Bozarth claimed that complex RCRA and Superfund sites caused delays in completing the RI. But the SRRA carves out federal RCRA and Superfund sites and EPA does not allow NJ’s LSRP program at those sites because NJ’s SRRA law does not meet minimum federal requirements. And complex high risk sites are supped to be under DEP oversight, not LSRP cases.

Going even further beyond the scope of Smith’s relief bill, amazingly, the LSRP representative asked for amendments that amounted to permission to withhold information and coverup the existence of toxic contamination. Specifically, the professional standards of current require disclosure and reporting of the discovery of “immediate environmental concern” conditions and the discharge of toxic pollutants at a site. The LSRP explained that that mandatory disclosure and reporting requirements hurt them in getting work from clients to do what are called “due diligence reviews” before purchasing property.

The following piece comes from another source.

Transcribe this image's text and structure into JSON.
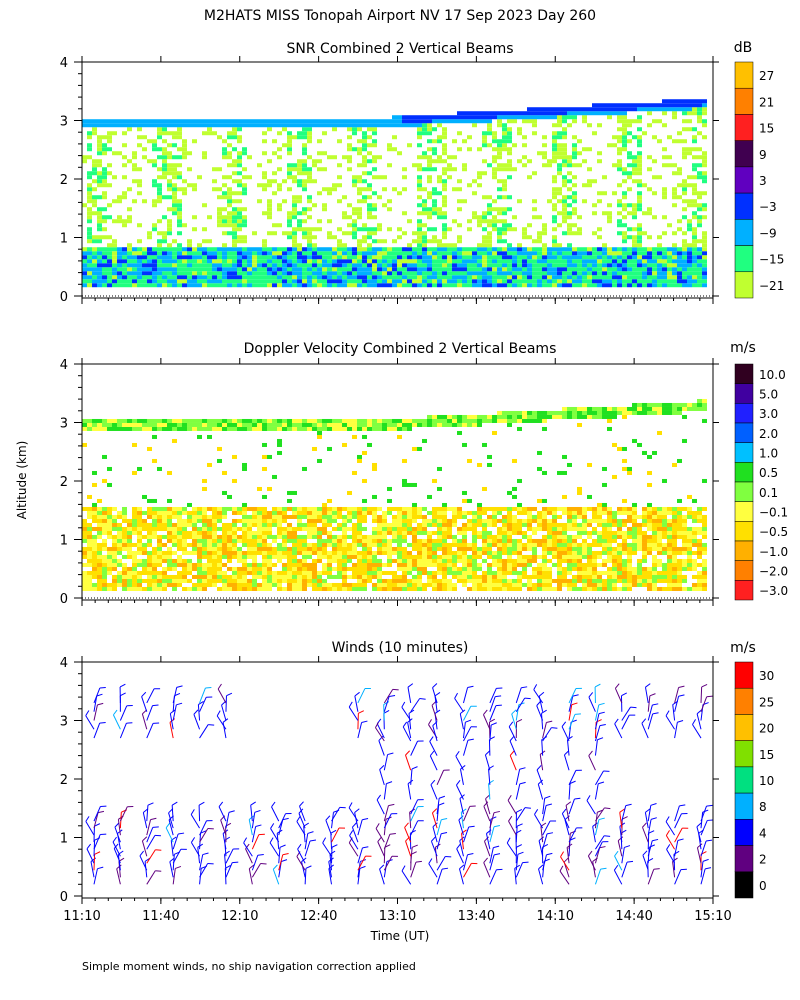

If those reporting and disclosure requirements were eliminated, and LSRP’s could keep that information confidential, then they could get more business! Yippie! Lets us be allowed to hide the known presence of toxic contamination!

Bozarth, from the chemical industry  even had the balls to ask for major relief from liability, financial assurance requirements to allow self guarantees, and to be subject to even weaker cleanup standards!! (i.e. the industry designed Risk Based Corrective Action, what Bozarth called a “paradigm shift”).

Like I said, this was outrageous, even for NJ lame duck standards.

We’ll keep you posted – the bill is up again on Thursday.